The heir to the throne had sued the publisher after the newspaper, the Mail on Sunday, published excerpts last year from a diary Charles kept during a 1997 visit to Hong Kong. In the diary, he referred to Chinese officials as “appalling old waxworks.”
The newspaper had argued there was a public interest in knowing the prince’s attitude toward relations between Britain and China, as well as more about Charles’ conduct in his role as heir to the throne.
The paper contended that since the event described in the journal – the handover of Hong Kong – was a public moment, the diary was neither confidential nor private.
But the appeal court’s judgment, handed down by Judge Nicholas Phillips, the Lord Chief Justice of England and Wales, rejected that premise.
“While most of the events described in the journal were in the public domain, what (was) not in the public domain were Prince Charles’ comments about them,” the judgment said. “It was these that were the essence of the publication in the Mail on Sunday.”
The appeals court said the newspaper’s own headline – which used the word “reveals” – drew attention to the fact that they were publishing new information.
In a statement, Sir Michael Peat, Charles’ principal private secretary, said the prince was pleased with the result. Charles was not present for the ruling.
“This confirms what we have always maintained – that The Prince of Wales, like anyone else, is entitled to keep his private journals private,” the statement said.

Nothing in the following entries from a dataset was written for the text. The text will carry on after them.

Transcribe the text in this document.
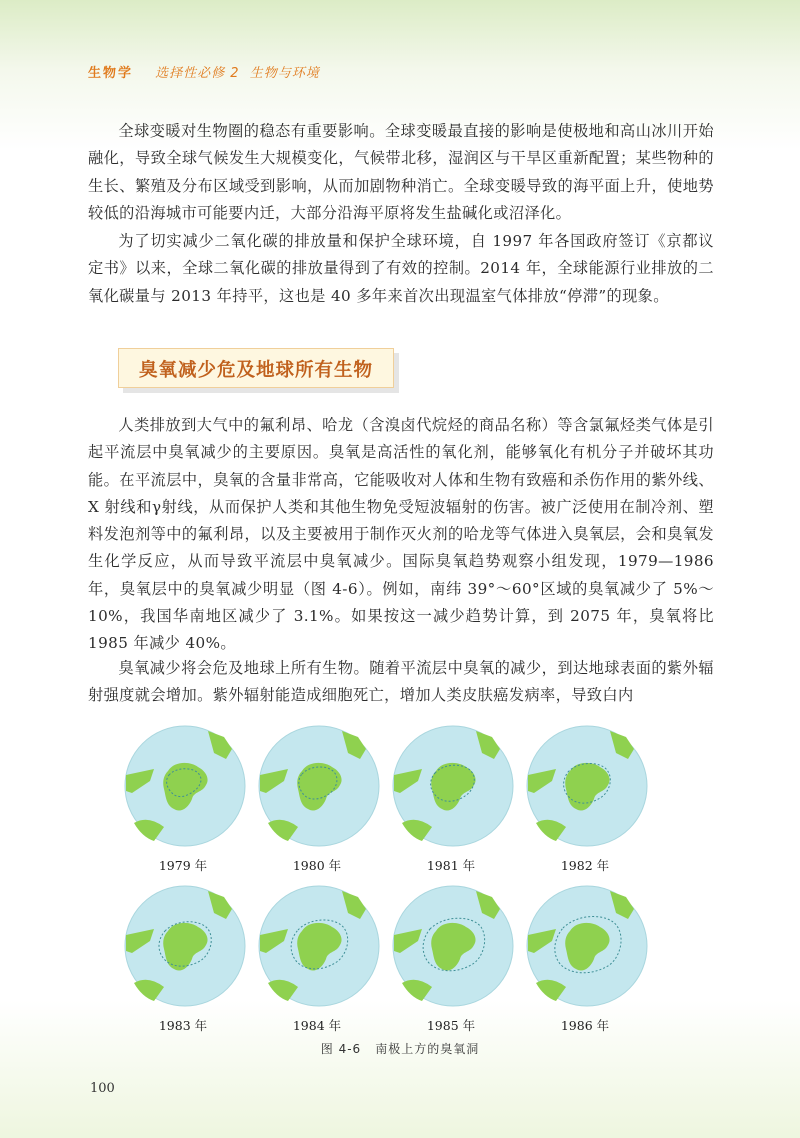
生物学 选择性必修 2 生物与环境

全球变暖对生物圈的稳态有重要影响。全球变暖最直接的影响是使极地和高山冰川开始融化，导致全球气候发生大规模变化，气候带北移，湿润区与干旱区重新配置；某些物种的生长、繁殖及分布区域受到影响，从而加剧物种消亡。全球变暖导致的海平面上升，使地势较低的沿海城市可能要内迁，大部分沿海平原将发生盐碱化或沼泽化。

为了切实减少二氧化碳的排放量和保护全球环境，自 1997 年各国政府签订《京都议定书》以来，全球二氧化碳的排放量得到了有效的控制。2014 年，全球能源行业排放的二氧化碳量与 2013 年持平，这也是 40 多年来首次出现温室气体排放“停滞”的现象。

臭氧减少危及地球所有生物

人类排放到大气中的氟利昂、哈龙（含溴卤代烷烃的商品名称）等含氯氟烃类气体是引起平流层中臭氧减少的主要原因。臭氧是高活性的氧化剂，能够氧化有机分子并破坏其功能。在平流层中，臭氧的含量非常高，它能吸收对人体和生物有致癌和杀伤作用的紫外线、X 射线和γ射线，从而保护人类和其他生物免受短波辐射的伤害。被广泛使用在制冷剂、塑料发泡剂等中的氟利昂，以及主要被用于制作灭火剂的哈龙等气体进入臭氧层，会和臭氧发生化学反应，从而导致平流层中臭氧减少。国际臭氧趋势观察小组发现，1979—1986 年，臭氧层中的臭氧减少明显（图 4-6）。例如，南纬 39°～60°区域的臭氧减少了 5%～10%，我国华南地区减少了 3.1%。如果按这一减少趋势计算，到 2075 年，臭氧将比 1985 年减少 40%。

臭氧减少将会危及地球上所有生物。随着平流层中臭氧的减少，到达地球表面的紫外辐射强度就会增加。紫外辐射能造成细胞死亡，增加人类皮肤癌发病率，导致白内

1979 年	1980 年	1981 年	1982 年
1983 年	1984 年	1985 年	1986 年
图 4-6 南极上方的臭氧洞
100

The Mail had also argued that because Charles had his journals copied and circulated to a group estimated at about 50 people, he shouldn’t expect that they would be kept private. That was also rejected.
“The significant fact is that over a period of some 30 years there is no evidence that any recipient of the journals breached the confidence under which they had received them,” the ruling said.
In all, eight diaries were given to the newspaper by a former employee of the prince, who breached a confidentiality agreement by copying the journals.
The Mail has only published excerpts from one diary, which was entitled “The Handover Of Hong Kong, or The Great Chinese Takeaway.”
In March, Judge William Blackburne supported Charles in his bid to prevent publication of further details but said a decision over publication of seven other journals would have to go to a full trial.